Dallas

New Highland Park ISD Schools Compared to ‘Walmart,' Jails

Frustrated parents point to design changes, three-story buildings as cause for concern

If recent history is any indication, Tuesday night’s Highland Park Independent School District board meeting will likely be packed with people who have one concern in mind – the construction of three new elementary schools.

Recent board and Highland Park Town Council meetings have been highly attended, with several people raising their voices to take issue with the designs of the schools that will be replacements for University Park Elementary, Robert S. Hyer Elementary and John S. Bradfield Elementary.

Concern includes criticism of the school’s looks and their locations.

For example, a section of each of the buildings will be three stories tall. And the design of the buildings has also been objectionable to several residents.

The look of the new University Park Elementary, already under construction and set to open for the upcoming 2018-2019 school year, has been compared to a big box store like Walmart and the Dallas County jail.

“It is a leviathan of a building,” said David Gravelle, a 46-year resident of the Park Cities. “It sits in the middle of a relatively quaint neighborhood, which all of the schools do which is part of their charm. And that new structure will have no charm.”

Hyer Elementary parent Luke James, whose children are ages eight, six and two, likens the new buildings to the flashy designs of many modern baseball stadiums.

“I would say that the schools in this community are more like the Wrigley Field of baseball parks,” James said. “If you were to rip down Wrigley Field, which is surrounded by a residential community and smaller buildings, and put in a massive structure there it just wouldn’t fit in.”

Neighbors who live near Bradfield Elementary have even more concerns about the new building, which is set to begin construction this summer.

The footprint of the school will be shifted about one hundred yards to the west of the current school building, which is situated on a lot immediately west of the Highland Park Village shopping center.

The site of the future school is the current site of an athletic field for Bradfield.

People who live across Southern Avenue from the athletic field are concerned that relocating the school site will reduce their property value by as much as six digits.

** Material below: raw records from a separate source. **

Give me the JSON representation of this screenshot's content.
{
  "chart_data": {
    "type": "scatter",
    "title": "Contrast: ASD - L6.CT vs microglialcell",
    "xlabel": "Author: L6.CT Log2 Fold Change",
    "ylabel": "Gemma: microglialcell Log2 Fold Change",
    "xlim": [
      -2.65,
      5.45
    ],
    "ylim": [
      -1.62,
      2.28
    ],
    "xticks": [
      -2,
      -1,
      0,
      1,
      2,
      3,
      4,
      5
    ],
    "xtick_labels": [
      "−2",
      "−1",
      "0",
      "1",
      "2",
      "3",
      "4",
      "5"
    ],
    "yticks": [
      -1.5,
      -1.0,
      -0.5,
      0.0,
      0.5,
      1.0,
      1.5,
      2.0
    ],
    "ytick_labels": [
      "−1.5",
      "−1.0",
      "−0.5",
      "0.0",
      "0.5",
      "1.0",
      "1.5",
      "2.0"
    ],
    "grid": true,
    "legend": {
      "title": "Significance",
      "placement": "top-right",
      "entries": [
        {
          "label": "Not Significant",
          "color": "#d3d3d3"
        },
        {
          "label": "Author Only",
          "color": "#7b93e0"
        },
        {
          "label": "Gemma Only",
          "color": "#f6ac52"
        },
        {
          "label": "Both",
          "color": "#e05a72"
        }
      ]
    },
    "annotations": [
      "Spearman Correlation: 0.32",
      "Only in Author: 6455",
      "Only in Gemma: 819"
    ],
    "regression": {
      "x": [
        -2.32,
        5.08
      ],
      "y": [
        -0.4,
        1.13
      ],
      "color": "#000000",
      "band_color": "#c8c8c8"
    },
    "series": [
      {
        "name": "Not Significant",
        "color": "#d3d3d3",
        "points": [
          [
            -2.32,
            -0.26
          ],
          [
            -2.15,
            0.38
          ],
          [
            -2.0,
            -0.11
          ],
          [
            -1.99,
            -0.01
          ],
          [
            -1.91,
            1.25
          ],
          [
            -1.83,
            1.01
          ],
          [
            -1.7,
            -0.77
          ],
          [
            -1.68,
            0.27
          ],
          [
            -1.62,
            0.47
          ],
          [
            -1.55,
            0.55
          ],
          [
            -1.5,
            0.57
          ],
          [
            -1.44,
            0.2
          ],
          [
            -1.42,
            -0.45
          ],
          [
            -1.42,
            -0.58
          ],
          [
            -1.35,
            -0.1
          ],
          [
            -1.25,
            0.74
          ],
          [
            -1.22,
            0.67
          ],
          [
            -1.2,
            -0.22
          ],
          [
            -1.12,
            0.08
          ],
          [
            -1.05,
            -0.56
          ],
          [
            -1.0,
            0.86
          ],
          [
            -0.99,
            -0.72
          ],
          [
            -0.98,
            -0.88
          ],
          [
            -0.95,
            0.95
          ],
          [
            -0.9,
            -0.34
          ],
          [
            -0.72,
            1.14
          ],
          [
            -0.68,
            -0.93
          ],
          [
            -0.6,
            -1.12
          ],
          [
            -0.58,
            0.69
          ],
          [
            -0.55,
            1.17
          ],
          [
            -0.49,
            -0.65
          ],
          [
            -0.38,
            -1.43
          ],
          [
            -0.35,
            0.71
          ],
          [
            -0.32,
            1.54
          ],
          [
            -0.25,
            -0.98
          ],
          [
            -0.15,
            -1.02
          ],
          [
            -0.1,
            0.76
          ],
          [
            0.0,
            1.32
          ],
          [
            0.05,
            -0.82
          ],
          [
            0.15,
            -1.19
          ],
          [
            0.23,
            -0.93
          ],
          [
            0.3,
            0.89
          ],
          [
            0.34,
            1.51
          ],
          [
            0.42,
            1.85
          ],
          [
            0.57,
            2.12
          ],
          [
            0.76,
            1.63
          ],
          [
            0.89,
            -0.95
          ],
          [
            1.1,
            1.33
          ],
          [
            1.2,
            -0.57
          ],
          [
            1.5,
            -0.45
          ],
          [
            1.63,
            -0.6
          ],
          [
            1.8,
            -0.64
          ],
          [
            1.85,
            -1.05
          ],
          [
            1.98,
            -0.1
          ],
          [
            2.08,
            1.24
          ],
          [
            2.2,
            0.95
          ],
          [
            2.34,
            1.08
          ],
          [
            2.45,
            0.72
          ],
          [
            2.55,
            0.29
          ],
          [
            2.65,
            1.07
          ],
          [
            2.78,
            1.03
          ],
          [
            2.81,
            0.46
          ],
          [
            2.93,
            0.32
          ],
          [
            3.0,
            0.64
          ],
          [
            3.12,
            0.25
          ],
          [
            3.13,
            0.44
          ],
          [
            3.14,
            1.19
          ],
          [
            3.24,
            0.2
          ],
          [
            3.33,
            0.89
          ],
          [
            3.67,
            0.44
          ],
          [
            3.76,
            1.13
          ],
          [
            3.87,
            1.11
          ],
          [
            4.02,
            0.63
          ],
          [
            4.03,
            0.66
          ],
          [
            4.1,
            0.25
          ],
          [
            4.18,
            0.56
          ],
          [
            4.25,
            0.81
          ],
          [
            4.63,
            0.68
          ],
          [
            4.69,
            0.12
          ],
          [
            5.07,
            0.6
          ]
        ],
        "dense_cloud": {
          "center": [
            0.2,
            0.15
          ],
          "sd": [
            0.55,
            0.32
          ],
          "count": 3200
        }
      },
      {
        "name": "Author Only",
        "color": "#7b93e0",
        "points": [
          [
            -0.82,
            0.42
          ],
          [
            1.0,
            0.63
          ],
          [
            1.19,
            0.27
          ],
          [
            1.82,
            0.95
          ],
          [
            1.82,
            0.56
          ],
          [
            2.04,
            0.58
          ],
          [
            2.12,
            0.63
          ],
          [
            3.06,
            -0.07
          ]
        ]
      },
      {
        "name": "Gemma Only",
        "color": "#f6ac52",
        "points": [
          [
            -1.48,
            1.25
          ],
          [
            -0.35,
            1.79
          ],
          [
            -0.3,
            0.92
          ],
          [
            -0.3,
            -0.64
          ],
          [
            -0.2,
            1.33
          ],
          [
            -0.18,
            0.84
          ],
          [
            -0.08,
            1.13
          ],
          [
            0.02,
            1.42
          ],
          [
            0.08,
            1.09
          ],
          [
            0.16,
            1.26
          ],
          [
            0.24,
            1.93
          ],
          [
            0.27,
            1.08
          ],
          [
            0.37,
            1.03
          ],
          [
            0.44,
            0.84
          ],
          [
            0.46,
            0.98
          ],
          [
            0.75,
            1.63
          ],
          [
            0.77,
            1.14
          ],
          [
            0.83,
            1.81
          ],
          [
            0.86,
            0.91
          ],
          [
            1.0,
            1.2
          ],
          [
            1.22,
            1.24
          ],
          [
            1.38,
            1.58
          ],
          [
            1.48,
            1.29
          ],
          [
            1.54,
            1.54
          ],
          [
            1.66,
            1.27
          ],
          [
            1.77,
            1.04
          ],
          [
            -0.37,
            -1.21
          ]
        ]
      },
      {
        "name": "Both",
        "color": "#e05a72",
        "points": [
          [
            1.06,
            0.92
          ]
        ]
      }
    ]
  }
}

“We are being told, ‘Guess what you are not going to be looking across at a beautiful field. You are not going to get to watch kids playing all day. You are going to be looking across the street at a three story behemoth of a school,’” said Katie Cox, the mother of two young children, the oldest of whom will be in the first Kindergarten class to attend the newly-rebuilt Bradfield Elementary. “There wasn’t any mention of the fact that the footprint of the school could change.”

A Highland Park ISD spokesperson disputes the contention that residents were not made aware of the plans for the new schools.

The money to pay for the buildings come from a $361 million bond voters approved in 2015, which was the largest in Highland Park ISD’s history.

“Our highest compliment will be if people say that these schools look like Highland Park and that they fit with the community," noted Jonathan Aldis, project manager for Stantec, the architectural firm behind the building designs, noted in a school district news release at the time.

At the time, proposed designs for the schools did not include a third story.

HPISD spokesperson Jon Dahlander told NBC DFW that the district held numerous public meetings over the last six months, mailed out several monthly newsletters and posted several updates on the district website that included details related to the new schools.

It has only been in recent weeks, according to Dahlander, that significant concerns have been raised with respect to the schools.

Luke James disputes the contention that the school district has been up front with its families.

“We all had a voice on whether or not we wanted this bond package and the school rebuild to go through or not,” James said. “We do not have a voice now in the changes that they are making.”

“I certainly like to try to give the benefit of the doubt to everybody I encounter. It is tough, though, when there is a pattern of changes from what the community was presented – which was very specific – and what is being implemented today.”

Last week, the Highland Park town council voted to amend the action that is allowing for the construction of Hyer and Bradfield – the two schools within its municipal limits – and require an architectural peer review of the designs before any plans are finalized.